Let the record show that Jenkins feels some responsibility for the lack of "quality Christian fiction."

Also in Texas recently — although they did not meet with Jerry Jenkins — was the "Special Reporting Team" of JoongAng Daily.

This intrepid team of Korean reporters is trying to get a grasp on American fundamentalism. After reading Michael Lind's book Made in Texas: George W. Bush and the Southern Takeover of American Politics, they decided that Waco, Texas, was a good place to start. They visited Baylor University, where they were disappointed to find that the faculty weren't the rabid fundamentalists they were expecting.

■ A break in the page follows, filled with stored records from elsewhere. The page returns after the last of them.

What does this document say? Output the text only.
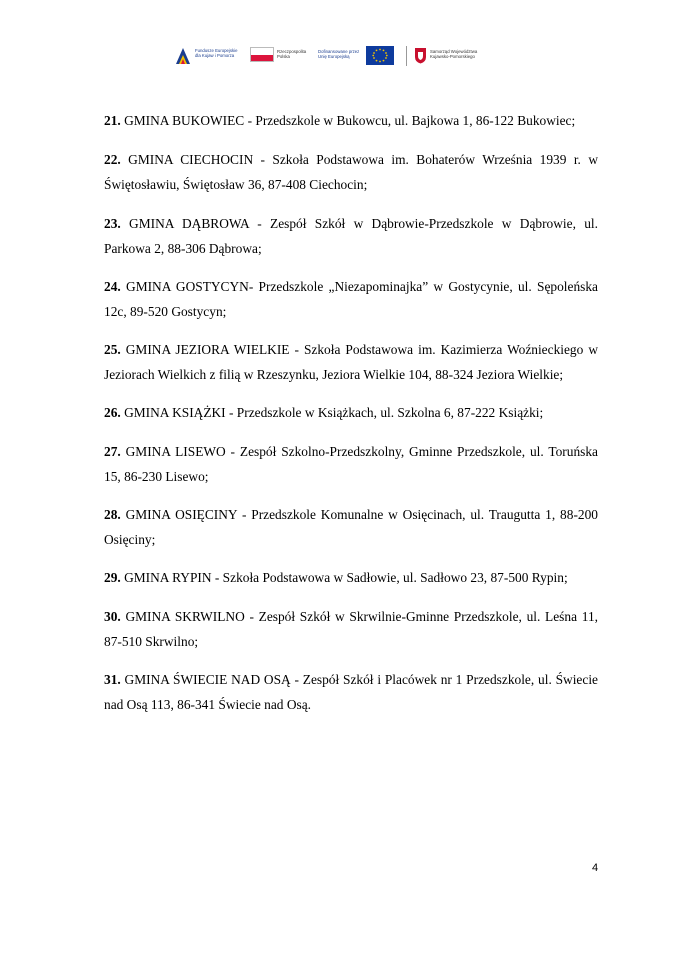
Fundusze Europejskie
dla Kujaw i Pomorza
Rzeczpospolita
Polska
Dofinansowane przez
Unię Europejską
Samorząd Województwa
Kujawsko-Pomorskiego

21. GMINA BUKOWIEC - Przedszkole w Bukowcu, ul. Bajkowa 1, 86-122 Bukowiec;

22. GMINA CIECHOCIN - Szkoła Podstawowa im. Bohaterów Września 1939 r. w Świętosławiu, Świętosław 36, 87-408 Ciechocin;

23. GMINA DĄBROWA - Zespół Szkół w Dąbrowie-Przedszkole w Dąbrowie, ul. Parkowa 2, 88-306 Dąbrowa;

24. GMINA GOSTYCYN- Przedszkole „Niezapominajka” w Gostycynie, ul. Sępoleńska 12c, 89-520 Gostycyn;

25. GMINA JEZIORA WIELKIE - Szkoła Podstawowa im. Kazimierza Woźnieckiego w Jeziorach Wielkich z filią w Rzeszynku, Jeziora Wielkie 104, 88-324 Jeziora Wielkie;

26. GMINA KSIĄŻKI - Przedszkole w Książkach, ul. Szkolna 6, 87-222 Książki;

27. GMINA LISEWO - Zespół Szkolno-Przedszkolny, Gminne Przedszkole, ul. Toruńska 15, 86-230 Lisewo;

28. GMINA OSIĘCINY - Przedszkole Komunalne w Osięcinach, ul. Traugutta 1, 88-200 Osięciny;

29. GMINA RYPIN - Szkoła Podstawowa w Sadłowie, ul. Sadłowo 23, 87-500 Rypin;

30. GMINA SKRWILNO - Zespół Szkół w Skrwilnie-Gminne Przedszkole, ul. Leśna 11, 87-510 Skrwilno;

31. GMINA ŚWIECIE NAD OSĄ - Zespół Szkół i Placówek nr 1 Przedszkole, ul. Świecie nad Osą 113, 86-341 Świecie nad Osą.

4
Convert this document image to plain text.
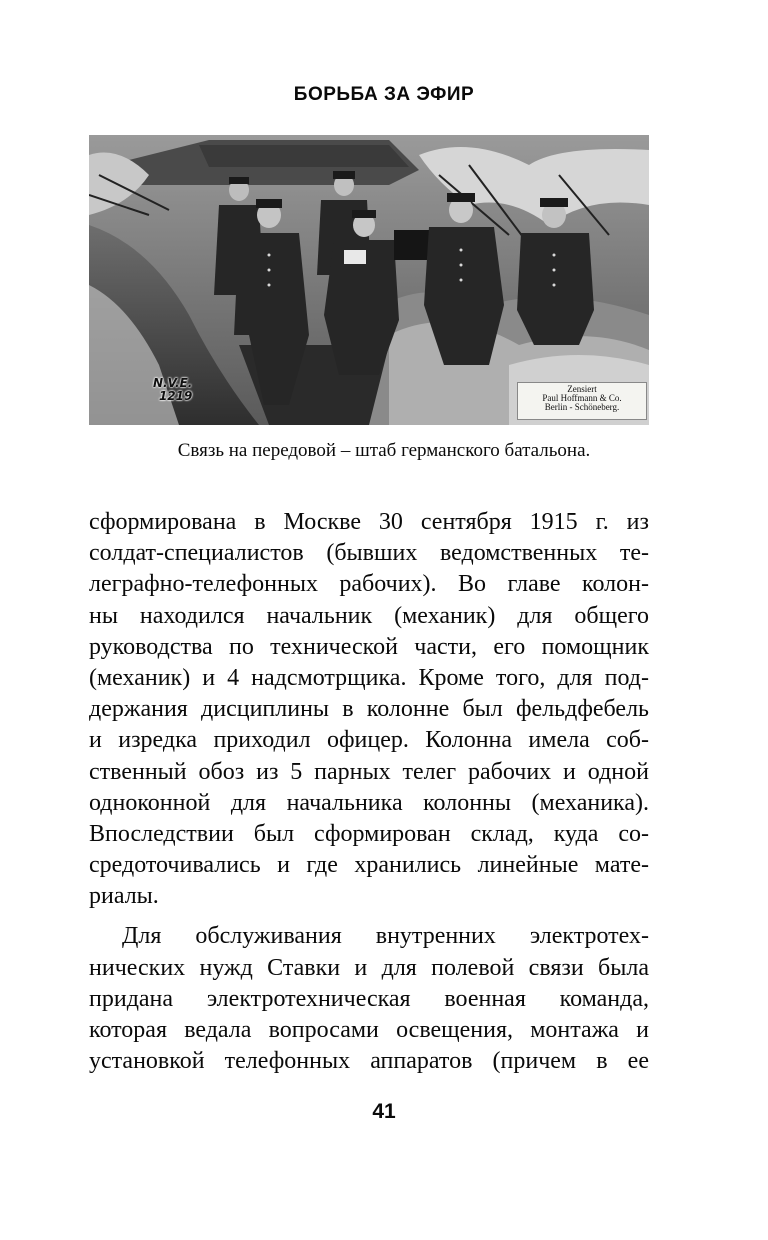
БОРЬБА ЗА ЭФИР
N.V.E.
1219	Zensiert
Paul Hoffmann & Co.
Berlin - Schöneberg.
Связь на передовой – штаб германского батальона.
сформирована в Москве 30 сентября 1915 г. из
солдат-специалистов (бывших ведомственных те-
леграфно-телефонных рабочих). Во главе колон-
ны находился начальник (механик) для общего
руководства по технической части, его помощник
(механик) и 4 надсмотрщика. Кроме того, для под-
держания дисциплины в колонне был фельдфебель
и изредка приходил офицер. Колонна имела соб-
ственный обоз из 5 парных телег рабочих и одной
одноконной для начальника колонны (механика).
Впоследствии был сформирован склад, куда со-
средоточивались и где хранились линейные мате-
риалы.
Для обслуживания внутренних электротех-
нических нужд Ставки и для полевой связи была
придана электротехническая военная команда,
которая ведала вопросами освещения, монтажа и
установкой телефонных аппаратов (причем в ее
41
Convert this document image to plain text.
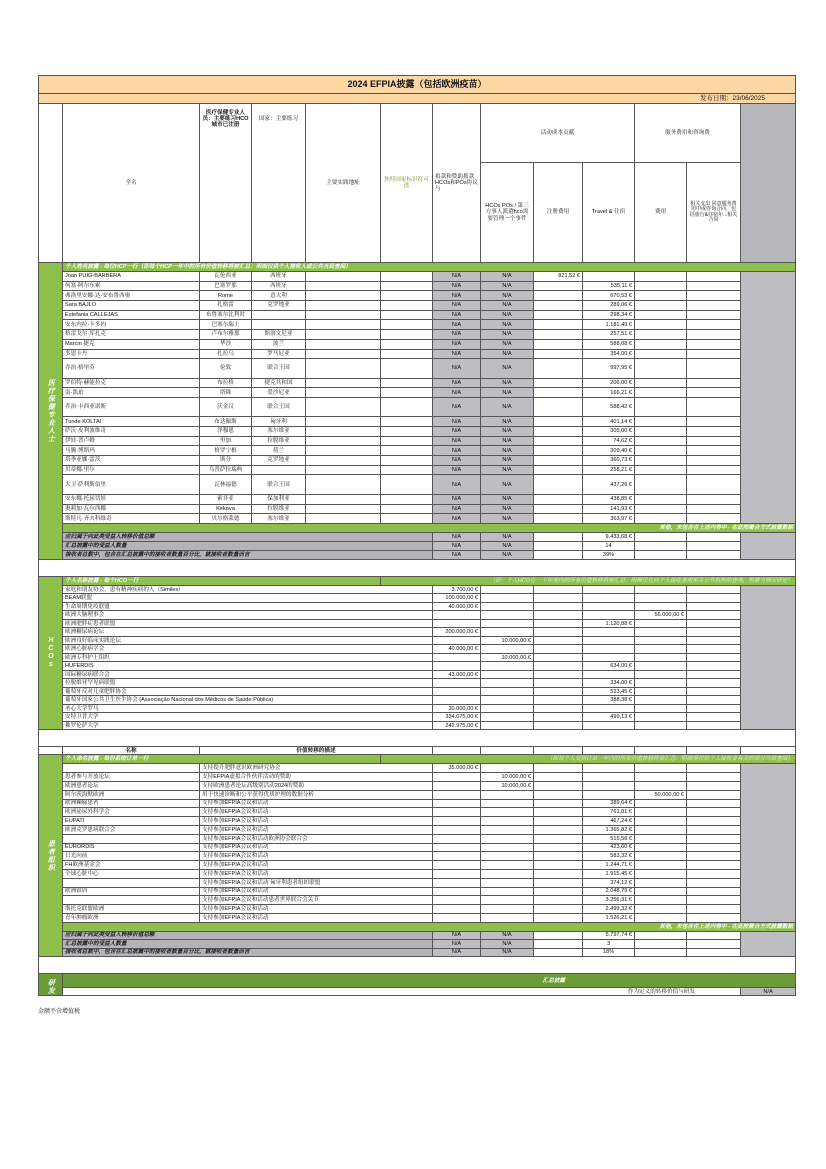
2024 EFPIA披露（包括欧洲疫苗）												
发布日期：23/06/2025												
	全名	医疗保健专业人员：主要练习HCO城市已注册	国家：主要练习	主要实践地址	独特国家标识符可选	捐款和赞助拨款HCOs和POs协议与	活动成本贡献			服务费用和咨询费		
							HCOs POs / 第三方事人派遣hco需要管理一个事件	注册费用	Travel & 住宿	费用	相关支出 同意服务费用中或咨询合同，包括旅行&住宿年...相关合同	
医疗保健专业人士	个人姓名披露 - 每位HCP一行（即每个HCP一年中的所有价值转移将被汇总：明细仅供个人接收人或公共当局查阅）											
	Joan PUIG-BARBERA	瓦伦西亚	西班牙			N/A	N/A	821,52 €				
	何塞·阿尔东索	巴塞罗那	西班牙			N/A	N/A		535,11 €			
	弗洛里安娜·达·安布鲁西奥	Rome	意大利			N/A	N/A		670,53 €			
	Sara BAJLO	扎格雷	克罗地亚			N/A	N/A		289,06 €			
	Estefania CALLEJAS	布鲁塞尔比利时				N/A	N/A		298,34 €			
	安东内拉·卡多内	巴塞尔瑞士				N/A	N/A		1.181,49 €			
	格雷戈尔·库扎克	卢布尔雅那	斯洛文尼亚			N/A	N/A		257,51 €			
	Marcin 捷克	华沙	波兰			N/A	N/A		588,08 €			
	多恩卡丹	扎拉乌	罗马尼亚			N/A	N/A		354,00 €			
	乔治·格里芬	伦敦	联合王国			N/A	N/A		997,95 €			
	罗伯特·赫能拉克	布拉格	捷克共和国			N/A	N/A		206,00 €			
	南·凯珀	塔隆	爱沙尼亚			N/A	N/A		166,21 €			
	乔治·卡西亚诺斯	沃金汉	联合王国			N/A	N/A		588,42 €			
	Tunde KOLTAI	布达佩斯	匈牙利			N/A	N/A		401,14 €			
	萨沃·皮利波维奇	泽穆恩	塞尔维亚			N/A	N/A		305,00 €			
	伊娃·普卢姆	里加	拉脱维亚			N/A	N/A		74,62 €			
	马腾·博斯玛	格罗宁根	荷兰			N/A	N/A		309,40 €			
	塔季亚娜·雷茨	斯分	克罗地亚			N/A	N/A		360,73 €			
	贝蒂娜·里尔	乌普萨拉瑞典				N/A	N/A		258,21 €			
	大卫·萨利斯伯里	瓦林福德	联合王国			N/A	N/A		437,26 €			
	安东娜·托屈切娃	索非亚	保加利亚			N/A	N/A		438,85 €			
	奥莉加·瓦尔西娜	Kekava	拉脱维亚			N/A	N/A		141,93 €			
	斯特凡·齐夫科维奇	贝尔格莱德	塞尔维亚			N/A	N/A		363,97 €			
	其他，未包含在上述内容中 - 在此按聚合方式披露数据											
	应归属于向此类受益人转移价值总额					N/A	N/A		9.433,68 €			
	汇总披露中的受益人数量					N/A	N/A		14			
	接收者总数中，包含在汇总披露中的接收者数量百分比，就接收者数量而言					N/A	N/A		39%			

HCOs	个人名称披露 - 每个HCO一行				（即：个人HCO在一个年度内的所有价值转移将被汇总：明细仅在向个人接收者或相关公共机构的查询，根据当情况而定）							
	家庭和朋友协会，患有精神疾病的人（Similes）					3.700,00 €						
	BEAM联盟					100.000,00 €						
	生命周期免疫联盟					40.000,00 €						
	欧洲大脑理事会									56.000,00 €		
	欧洲肥胖症患者联盟								1.120,88 €			
	欧洲糖尿病论坛					200.000,00 €						
	欧洲良好临床实践论坛						10.000,00 €					
	欧洲心脏病学会					40.000,00 €						
	欧洲专科护士组织						10.000,00 €					
	HUFERDIS								634,00 €			
	国际糖尿病联合会					43.000,00 €						
	拉脱维亚罕见病联盟								334,00 €			
	葡萄牙反对儿童肥胖协会								523,45 €			
	葡萄牙国家公共卫生医生协会 (Associação Nacional dos Médicos de Saúde Pública)								388,38 €			
	圣心大学罗马					20.000,00 €						
	安特卫普大学					334.075,00 €			499,13 €			
	佛罗伦萨大学					242.975,00 €						

	名称	价值转移的描述										
患者组织	个人命名披露 - 每份系统订单一行				（即每个人受到订单一年内的所有价值转移将被汇总：明细须仅供个人接收者有关的部分当局查阅）							
		支持提升肥胖意识欧洲研究协会				35.000,00 €						
	患者参与开放论坛	支持EFPIA虚拟合作伙伴活动的赞助					10.000,00 €					
	欧洲患者论坛	支持欧洲患者论坛高级别活动2024的赞助					10.000,00 €					
	阿尔茨海默欧洲	用于快速诊断和公平获得优质护理的数据分析								50.000,00 €		
	欧洲癫痫患者	支持参加EFPIA会议和活动							389,64 €			
	欧洲泌尿外科学会	支持参加EFPIA会议和活动							761,81 €			
	EUPATI	支持参加EFPIA会议和活动							467,24 €			
	欧洲克罗恩病联合会	支持参加EFPIA会议和活动							1.365,82 €			
		支持参加EFPIA会议和活动欧洲协会联合会							515,56 €			
	EURORDIS	支持参加EFPIA会议和活动							423,60 €			
	日光向前	支持参加EFPIA会议和活动							583,32 €			
	FH欧洲基金会	支持参加EFPIA会议和活动							1.244,71 €			
	全球心脏中心	支持参加EFPIA会议和活动							1.915,45 €			
		支持参加EFPIA会议和活动 匈牙利患者组织联盟							374,12 €			
	欧洲银屑	支持参加EFPIA会议和活动							2.048,79 €			
		支持参加EFPIA会议和活动患者世界联合会关节							3.256,31 €			
	斯托克联盟欧洲	支持参加EFPIA会议和活动							2.499,32 €			
	青年肿瘤欧洲	支持参加EFPIA会议和活动							1.526,21 €			
	其他，未包含在上述内容中 - 在此按聚合方式披露数据											
	应归属于向此类受益人转移价值总额					N/A	N/A		5.797,74 €			
	汇总披露中的受益人数量					N/A	N/A		3			
	接收者总数中，包含在汇总披露中的接收者数量百分比，就接收者数量而言					N/A	N/A		18%			

研发	汇总披露											
	作为定义的转移价值与研发											N/A
金额不含增值税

But then they went to the university book store. Pay dirt:

… the bookstore on campus exuded a strong impression that Baylor was a school in the heart of Waco-Crawford. Many copies of fundamentalist novels, the "Left Behind" series, were stacked on the shelves.

Their summary of the series loses nothing in translation:

Tim LaHaye and Jerry Jenkins, famed fundamentalist writers, co-authored the work. More than 15 million copies of the series were sold. The plots involve the seven-year-long chaos before the arrival of Christ, the anti-Christ’s rule of the world from New Babylon and God’s forces protecting Israel from Russia and other invaders. The day of rapture comes, and millions of the faithful are lifted up to the sky by Christ and a chaos ensues in the world. Nicolae Carpathia, the Romanian president who in his 30s resembled Robert Redford, becomes the secretary general of the United Nations and rams through a resolution that moves UN headquarters to Babylon in Iraq. Only those who believe in the second coming of Christ and the prophecies of the Old Testament could write such a novel; the story is sure to fascinate those bent on "anti-Enlightenment" and "anti-intellectual" thought.

The JoongAng gang then cites a poll that found a frighteningly high percentage of Americans subscribing to the famed fundamentalist writers' ideas about the end of the world. They go on to make the connection between this apocalyptic worldview and the political agenda of George W. Bush and leave Waco, it seems, a bit shaken and fearful of these crazy people who have taken control of America.